My Drift

photo by Matt Cornelius
photo by Matt Cornelius

My Drift

The Nest is Empty—Now Where's My Wine

So your last baby bird has left for college, leaving your nest empty and eerily silent. If you’re feeling blue about it, you’re not alone. Sending your offspring out of your home and into the world is one of life’s greater challenges, and a fair number of emotions are involved. Excitement for your child, apprehension about his or her happiness and success, both academic and social, and worries about your own sense of lost purpose are all to be expected. Life in your home will never be the same once your kids have flown the coop. Even though there will be visits, the rhythm of your family is permanently changed. Of course you welcome this step towards your child’s future success; nobody hopes their child fails to launch. Nevertheless, the melancholy you feel is real and inescapable.

Experts say that parents can experience loneliness, sadness, grief and even depression when their children leave home. If these feelings become overwhelming, they say, therapy is a good option. They offer little tips like staying in touch with your child, reminding yourself that parenting is just one phase of adulthood, and taking care of yourself by eating right and getting plenty of exercise.

Seriously? They pull out the diet-and-exercise card for empty nest syndrome? I don’t know about you, but I tend to think recommending a sensible diet and regular exercise is a copout. Maybe that’s because I’m not a fan of either.

Anyway, I’m certainly not an expert, but I did raise and launch an only child. Having had, in keeping with the avian metaphors, all my eggs in one basket, I experienced an empty nest fairly abruptly. Some of those experts say I experienced it more profoundly. Whether or not that’s true, I do feel qualified to offer a few suggestions to those of you who are new to it, and I guarantee they’ll help you out more than healthy eating and daily exercise.

As with so many things in life, it makes a difference if you can find a way to look at the bright side. Focusing on the positive of nobody under forty living in your space will perk up your attitude.
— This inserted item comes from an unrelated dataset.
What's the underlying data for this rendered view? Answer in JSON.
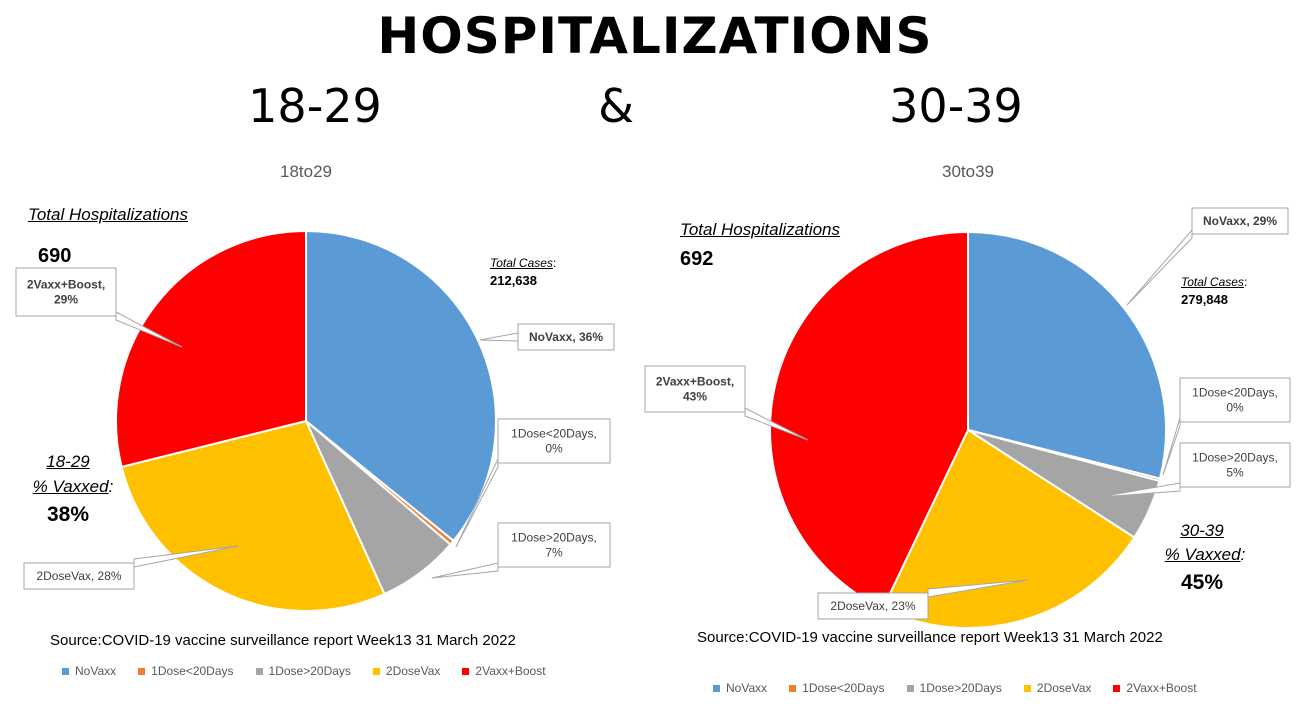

Raising children is all encompassing and an undeniably selfless endeavor. Embrace the opportunity to worry only about your own needs, and maybe your spouse’s, for food, shelter and comfort.

I recommend starting with your laundry hamper. Open it. Look inside. You notice that, like your nest, it is empty. It is eerily silent. Recognize this for the good thing it is. Give a joyful shout and go read a book instead of sorting smelly socks.

Walk by the offspring-in-question’s bedroom. It’s probably pretty tidy. The bed is no doubt made and the sheets don’t need to be changed. The waste basket isn’t even full. Oh, happy day.

Now head to the kitchen. Think about what’s for dinner. Remind yourself that a balanced, healthy meal, while a good idea for your growing child, is not a necessity for yourself and your spouse. A glass of wine and some cheese and crackers will do nicely. Cancel the trip to the grocery store and sit down with a crossword puzzle. Feel content.

Listen closely. Do you hear a siren in the distance? Remind yourself that it can’t possibly be your teenager, because your teenager is miles away. Stop worrying. Relax. Take a nap.

There are definite positives to having an empty nest. You just have to look for them.

That “out of sight, out of mind” thing is real. Admit it—when you hear a siren and your child is out, you always assume that he or she has been in an accident. It’s what parents do. When your child is late coming home, you naturally jump to the conclusion that something terrible has happened.

Obviously, something could happen to your child on a college campus. But because you don’t know they’re late, and you can’t hear sirens 200 miles away, you simply don’t think about it. Which is really a blessing, because worrying accomplishes nothing anyway. It can be very freeing not knowing what your kid is up to.

It was a different world in 1998 when we packed our son off to A&M. Unlimited talk and text were yet to be the norm and land lines still offered long distance you had to pay for. Emailing was in its infancy and the Internet was dial up. We really didn’t know what he was up to most of the time.

One day when I came home for a quick lunch, I dialed up the Internet and heard the AOL Instant Message chimes for the very first time. Simultaneously, a text box popped up with the words, “Hi, Mom!” Between classes, he had stopped by the library to use their computer.

I went home for lunch and dialed up AOL every day for the rest of that semester, and the sound of those IM chimes could make my heart sing to this day.

So I talk really big. Empty nesting was a genuine struggle for me, and my heart goes out to all of you who are experiencing it for the first time. Those experts I mentioned earlier? They do suggest getting back in touch with the person you were before you became a parent. Or becoming someone new, unimpeded by the constant demands of parenting. Rekindle your relationship with your spouse; it has undoubtedly changed during the parenting years. Now is your chance to get it back or make it new. Opportunities are abundant.

Focus on that empty laundry hamper, the people far away who are preparing three meals a day for your offspring, and the ability to sleep right through curfew. Enjoy it. And get ready for the next phase. Because in-laws are not far off. And grandchildren come next!